A while ago I was approached by client who wanted to make a Chalice of his own design, but didn’t have the tools, equipment and know-how to undertake the Chalice Body construction.
He presented me with a very accurate drawing, with measurements, and I agreed to undertake the project. The body was to be ‘seamed’, as opposed to being ‘raised’ from a flat sheet. The cost of hammering such a shape would be high due to the time required, whereas seaming from a pre-cut ‘development’ would be quicker and therefore more affordable.
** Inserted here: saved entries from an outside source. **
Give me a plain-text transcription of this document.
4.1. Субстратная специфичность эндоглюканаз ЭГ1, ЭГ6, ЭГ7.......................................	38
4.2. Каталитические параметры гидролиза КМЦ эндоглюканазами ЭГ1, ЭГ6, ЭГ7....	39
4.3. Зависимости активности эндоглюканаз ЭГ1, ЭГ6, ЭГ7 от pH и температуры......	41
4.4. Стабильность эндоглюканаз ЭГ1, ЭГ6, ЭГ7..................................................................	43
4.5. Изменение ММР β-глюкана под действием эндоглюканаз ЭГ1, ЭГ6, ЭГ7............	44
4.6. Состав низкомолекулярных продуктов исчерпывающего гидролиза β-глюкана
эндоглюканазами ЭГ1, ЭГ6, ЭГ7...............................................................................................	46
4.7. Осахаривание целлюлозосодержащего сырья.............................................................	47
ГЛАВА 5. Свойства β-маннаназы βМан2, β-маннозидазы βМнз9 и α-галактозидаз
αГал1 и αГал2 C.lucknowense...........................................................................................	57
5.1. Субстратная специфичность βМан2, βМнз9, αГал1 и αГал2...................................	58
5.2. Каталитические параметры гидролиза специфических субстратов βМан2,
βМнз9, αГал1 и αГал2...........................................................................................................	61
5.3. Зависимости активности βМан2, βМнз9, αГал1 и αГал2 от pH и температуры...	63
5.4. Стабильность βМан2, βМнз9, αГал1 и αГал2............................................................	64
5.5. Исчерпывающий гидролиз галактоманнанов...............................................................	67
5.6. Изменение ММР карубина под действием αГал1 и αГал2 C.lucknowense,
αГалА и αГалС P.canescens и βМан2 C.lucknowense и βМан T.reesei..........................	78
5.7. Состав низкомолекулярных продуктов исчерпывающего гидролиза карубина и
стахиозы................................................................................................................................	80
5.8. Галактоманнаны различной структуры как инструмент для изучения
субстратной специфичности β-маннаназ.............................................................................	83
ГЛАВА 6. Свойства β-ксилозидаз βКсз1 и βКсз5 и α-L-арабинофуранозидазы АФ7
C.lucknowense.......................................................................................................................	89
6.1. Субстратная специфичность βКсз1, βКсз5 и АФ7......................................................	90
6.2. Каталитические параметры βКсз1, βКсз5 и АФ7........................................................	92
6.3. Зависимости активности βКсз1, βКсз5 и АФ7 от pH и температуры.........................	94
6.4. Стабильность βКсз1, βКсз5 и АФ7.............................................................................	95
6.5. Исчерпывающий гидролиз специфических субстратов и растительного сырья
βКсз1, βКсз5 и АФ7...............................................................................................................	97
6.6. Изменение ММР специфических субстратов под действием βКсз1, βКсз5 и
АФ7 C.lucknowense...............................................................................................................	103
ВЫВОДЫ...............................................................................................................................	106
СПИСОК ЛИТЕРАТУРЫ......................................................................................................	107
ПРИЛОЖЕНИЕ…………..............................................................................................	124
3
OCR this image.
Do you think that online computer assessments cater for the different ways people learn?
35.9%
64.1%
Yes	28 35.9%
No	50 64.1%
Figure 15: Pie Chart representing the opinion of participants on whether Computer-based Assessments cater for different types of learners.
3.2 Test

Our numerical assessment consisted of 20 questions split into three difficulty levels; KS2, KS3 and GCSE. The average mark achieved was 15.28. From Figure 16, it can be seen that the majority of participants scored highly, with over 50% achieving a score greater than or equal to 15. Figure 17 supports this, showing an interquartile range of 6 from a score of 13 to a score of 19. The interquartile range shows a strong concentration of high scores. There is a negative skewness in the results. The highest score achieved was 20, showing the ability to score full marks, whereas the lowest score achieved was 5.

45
The first thing required to produce such an accurate shape was a steel former, or ‘stake’ as it is known in the Trade. This had to be machined from a solid round bar and a great deal of metal cut away to arrive at the correct profile of the curve required. This was executed on the lathe as seen in the first three photographs. This was done by hand and by using a profile template during the ‘roughing down’ and finishing process, using a file and various grades on emery paper to arrive at the smooth (Photo 3).
The development was drawn up and a foil blank used to check the joins. The silver blank was then cut out with a saw and a hide mallet used to shape it around the stake. The edges are aligned, also using the mallet, and then hard soldered using enamelling grade sterling silver solder.
After pickling in a 10% sulphuric acid solution (or Alum solution) the seamed body is washed and dried thoroughly.
Raising, bouging (from the french word ‘bouger’ – to smooth) and planishing then began in earnest.
After full finishing the interior of the chalice was gilded with 24ct gold in order to resist any corrosion or discolouration due to the sulphides found in wine.